Oliviero Mottola Di Amato (Pex) (43:44):

That’s where you can make real breakthroughs and make sure that you know, that the work that you’re doing matters. And in terms of advice for my younger self, I think one thing that I struggled with always is that in an ops role, I, well, I was often the only person at the company doing my job. And so I didn’t necessarily have a senior leader who was doing the same thing, who could teach me. And so, as others have said here, going out of your way to leverage resources online and find those mentors and find those solutions and frameworks by people who have been in this space, asking questions, being humble outside sometimes of your job is something that would’ve helped me because that’s not necessarily something that I was doing early on.
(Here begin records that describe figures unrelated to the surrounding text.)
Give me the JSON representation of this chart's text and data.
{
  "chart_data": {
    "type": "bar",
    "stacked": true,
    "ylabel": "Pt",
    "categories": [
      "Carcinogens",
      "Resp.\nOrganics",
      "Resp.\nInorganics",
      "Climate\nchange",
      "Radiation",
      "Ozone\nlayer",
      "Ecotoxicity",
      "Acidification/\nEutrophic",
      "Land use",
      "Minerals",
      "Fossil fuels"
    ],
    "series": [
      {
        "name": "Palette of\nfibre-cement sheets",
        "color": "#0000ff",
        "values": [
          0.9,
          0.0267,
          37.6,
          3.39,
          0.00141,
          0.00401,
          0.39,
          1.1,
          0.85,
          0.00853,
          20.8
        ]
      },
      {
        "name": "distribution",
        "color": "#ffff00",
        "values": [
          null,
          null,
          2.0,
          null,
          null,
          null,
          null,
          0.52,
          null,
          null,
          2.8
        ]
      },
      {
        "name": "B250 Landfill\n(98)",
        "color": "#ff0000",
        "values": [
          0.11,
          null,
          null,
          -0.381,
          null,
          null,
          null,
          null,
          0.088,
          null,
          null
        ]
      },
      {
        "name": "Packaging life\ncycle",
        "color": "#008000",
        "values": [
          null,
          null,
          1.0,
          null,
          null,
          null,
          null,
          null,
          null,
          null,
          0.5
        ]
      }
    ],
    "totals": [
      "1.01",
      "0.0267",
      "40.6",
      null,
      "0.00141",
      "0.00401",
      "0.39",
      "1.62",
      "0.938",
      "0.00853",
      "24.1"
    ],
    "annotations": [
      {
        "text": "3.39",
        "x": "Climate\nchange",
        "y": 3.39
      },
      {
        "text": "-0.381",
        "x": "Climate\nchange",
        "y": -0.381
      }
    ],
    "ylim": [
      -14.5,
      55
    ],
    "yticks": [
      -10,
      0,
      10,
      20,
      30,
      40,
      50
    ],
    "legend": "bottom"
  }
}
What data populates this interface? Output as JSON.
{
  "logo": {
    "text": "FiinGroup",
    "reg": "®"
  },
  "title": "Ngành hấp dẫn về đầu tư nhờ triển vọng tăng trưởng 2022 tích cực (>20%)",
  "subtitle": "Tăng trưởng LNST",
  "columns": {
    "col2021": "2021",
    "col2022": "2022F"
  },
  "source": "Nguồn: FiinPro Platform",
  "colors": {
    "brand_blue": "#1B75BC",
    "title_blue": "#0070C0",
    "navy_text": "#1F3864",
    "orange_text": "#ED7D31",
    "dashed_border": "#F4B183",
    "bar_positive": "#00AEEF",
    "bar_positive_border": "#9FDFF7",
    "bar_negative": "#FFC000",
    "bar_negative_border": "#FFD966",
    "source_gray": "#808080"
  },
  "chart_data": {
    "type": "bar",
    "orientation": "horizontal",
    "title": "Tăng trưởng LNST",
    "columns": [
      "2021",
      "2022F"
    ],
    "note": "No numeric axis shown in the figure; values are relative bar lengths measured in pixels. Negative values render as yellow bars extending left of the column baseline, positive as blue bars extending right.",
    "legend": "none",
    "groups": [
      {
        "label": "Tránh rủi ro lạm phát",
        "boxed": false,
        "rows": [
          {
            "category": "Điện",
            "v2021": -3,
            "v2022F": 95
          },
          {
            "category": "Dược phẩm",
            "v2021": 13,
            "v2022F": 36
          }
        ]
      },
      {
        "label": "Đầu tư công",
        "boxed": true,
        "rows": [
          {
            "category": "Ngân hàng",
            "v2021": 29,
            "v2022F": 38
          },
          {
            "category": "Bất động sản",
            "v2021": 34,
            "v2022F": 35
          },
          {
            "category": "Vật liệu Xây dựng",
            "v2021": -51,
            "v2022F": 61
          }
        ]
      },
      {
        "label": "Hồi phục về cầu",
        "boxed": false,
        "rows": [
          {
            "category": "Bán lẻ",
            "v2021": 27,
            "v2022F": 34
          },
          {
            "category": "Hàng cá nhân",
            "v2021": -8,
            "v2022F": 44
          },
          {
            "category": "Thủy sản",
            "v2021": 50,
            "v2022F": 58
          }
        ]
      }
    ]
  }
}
Brad Smith (Sonar) (44:37):

Absolutely. I couldn’t agree more. I think finding the right level of mentorship, the right outlet. I think everybody almost collectively agrees with that as far as finding the right folks in communities and finding the right people to follow. But I’ll, I’ll say it best. Keith, I’ll agree with you probably the most, the worst question that you ask is when you don’t or however you phrased it. And so ask questions, be curious, somebody’s gonna make fun of you for it. But the more you open yourself up to learn about that sort of thing, the better we’re all gonna be about it. And so again, I think that’s one of the coolest things that we look at now is we reflect on the last year of doing this, but also just the last year of how our community has grown, you know, looking at the folks on this call and coming from the backgrounds that we’ve all had.

Brad Smith (Sonar) (45:19):

I mean, we’ve got a school teacher, we’ve got somebody who literally wrote a thesis about rev op. So one of the biggest cycling guys I know, and then also a police officer. And so you put a bunch of these backgrounds, I think that’s why we’re getting so much good creativity in the rev op worlds, cuz again, we’ve all walked from different paths, but we’re here still on the same problems now. So that being said, I know we’re 16 minutes, well over time for the folks that hung out. And hopefully, we didn’t keep you from any other calls that you have. If we did send them our apologies, we appreciate everybody hanging on for a little while longer as always tapped Ali, Keith modest. Can’t thank you guys enough for jumping on and sharing all of your insights with us.

Brad Smith (Sonar) (45:57):

This is why this community’s so great cuz folks like you. So can’t thank you all enough for being here and appreciate the time for everybody that’s still hanging on and dropping. We’ll be back in a couple of weeks, another episode, another lap around the sun. We’ll do it again. And thanks for joining and talking to you all soon in w ops and in real life pretty soon as well. Have a great rest of your day. Talk to you all soon. Take care. See you guys. Thanks. Take care. See you guys.  see you guys.